Business | General

Huge potential for desalination plants

There is also a growing market for waste water treatment plants in Middle East.

  • By Himendra Mohan Kumar, Staff Reporter
  • Published: 23:46 October 26, 2008
  • Gulf News

  • Image Credit: Ahmed Kutty/Gulf News
  • Visitors study the exhibits at the Power Generation and Water Middle East exhibition at the Abu Dhabi National Exhibition Centre on Sunday.

Abu Dhabi: The size of waste water treatment and desalination projects under construction in the Middle East is currently around $100 billion (Dh367 billion) and the market is slated to get even bigger with time with expanding economies and population growth, senior industry executives told Gulf News on the sidelines of the Power Generation and Water Middle East exhibition and conference here on Sunday.

The UAE alone is carrying out waste water treatment and desalination projects which are estimated to be worth $15 billion. These include both government and private sector projects, they added.

"This is a huge market to tap. The demand for re-use of waste water is growing by the day for landscaping and district cooling," said Ahmad Al Shuha, director of Abu Dhabi-based Concorde-Corodex Group.

Concorde-Corodex was recently awarded a Dh160 million contract by the Abu Dhabi Sewerage Services Company (ADSSC) to design, fabricate, construct and commission a membrane bioreactor sewage treatment plant for the largest planned labour accommodation facility in the UAE.

"There's a great potential for us to grow in this market as power and water shortages are on the rise," said Aftab Patel, regional sales manager - Middle East for Eimco Water Technologies, a unit of Canada-based GLV Company.

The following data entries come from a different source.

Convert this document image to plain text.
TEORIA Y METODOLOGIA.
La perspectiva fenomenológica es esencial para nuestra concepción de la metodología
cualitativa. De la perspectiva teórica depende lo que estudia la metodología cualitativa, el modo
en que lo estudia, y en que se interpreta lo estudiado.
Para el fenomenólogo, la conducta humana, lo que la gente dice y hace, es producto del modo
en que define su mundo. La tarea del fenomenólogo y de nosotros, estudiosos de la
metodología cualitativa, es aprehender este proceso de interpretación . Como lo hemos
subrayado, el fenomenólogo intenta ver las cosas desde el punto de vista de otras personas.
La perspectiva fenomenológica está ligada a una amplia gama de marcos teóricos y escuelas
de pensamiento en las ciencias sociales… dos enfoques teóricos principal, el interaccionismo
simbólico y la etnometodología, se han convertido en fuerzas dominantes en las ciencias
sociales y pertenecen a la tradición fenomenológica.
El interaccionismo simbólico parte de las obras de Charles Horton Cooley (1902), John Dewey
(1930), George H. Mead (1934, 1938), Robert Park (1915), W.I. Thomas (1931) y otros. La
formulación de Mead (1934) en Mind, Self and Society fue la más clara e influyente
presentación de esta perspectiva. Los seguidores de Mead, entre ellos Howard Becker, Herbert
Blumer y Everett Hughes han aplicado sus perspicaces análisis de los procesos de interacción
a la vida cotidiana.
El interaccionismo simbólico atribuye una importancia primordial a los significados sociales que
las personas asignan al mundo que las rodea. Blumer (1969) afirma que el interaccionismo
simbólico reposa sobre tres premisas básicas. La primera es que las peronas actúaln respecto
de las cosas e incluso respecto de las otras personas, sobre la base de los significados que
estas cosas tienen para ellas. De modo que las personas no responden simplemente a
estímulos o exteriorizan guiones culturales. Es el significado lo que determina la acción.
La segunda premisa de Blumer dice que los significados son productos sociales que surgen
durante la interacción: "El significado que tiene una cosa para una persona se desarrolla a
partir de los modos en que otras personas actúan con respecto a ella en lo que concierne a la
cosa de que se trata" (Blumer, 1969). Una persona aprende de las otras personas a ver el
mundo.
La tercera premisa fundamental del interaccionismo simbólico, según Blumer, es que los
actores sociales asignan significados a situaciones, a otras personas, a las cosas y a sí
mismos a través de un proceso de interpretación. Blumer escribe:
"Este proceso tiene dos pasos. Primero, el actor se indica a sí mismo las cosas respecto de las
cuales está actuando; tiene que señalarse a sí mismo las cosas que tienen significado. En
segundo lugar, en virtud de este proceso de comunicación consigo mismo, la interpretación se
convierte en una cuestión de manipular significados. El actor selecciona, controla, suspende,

"There are going to be massive investments in new power plants over the next 10 years in the GCC," Patel added.

Eimco manufactures equipment for power generation desalination and petrochemical complexes.

The world's largest desalination plant is the Jebel Ali Desalination Plant (Phase 2).

It's a dual-purpose facility that uses multi-stage flash distillation and is capable of producing 300 million cubic metres of water per year, or about 2,500 gallons of water per second.

By industry estimates, more than $120 billion will be spent toward developing water and wastewater infrastructure in the MENA region, one of the world's driest regions, over the next decade. Saudi Arabia, Egypt and the UAE are poised to lead that initiative.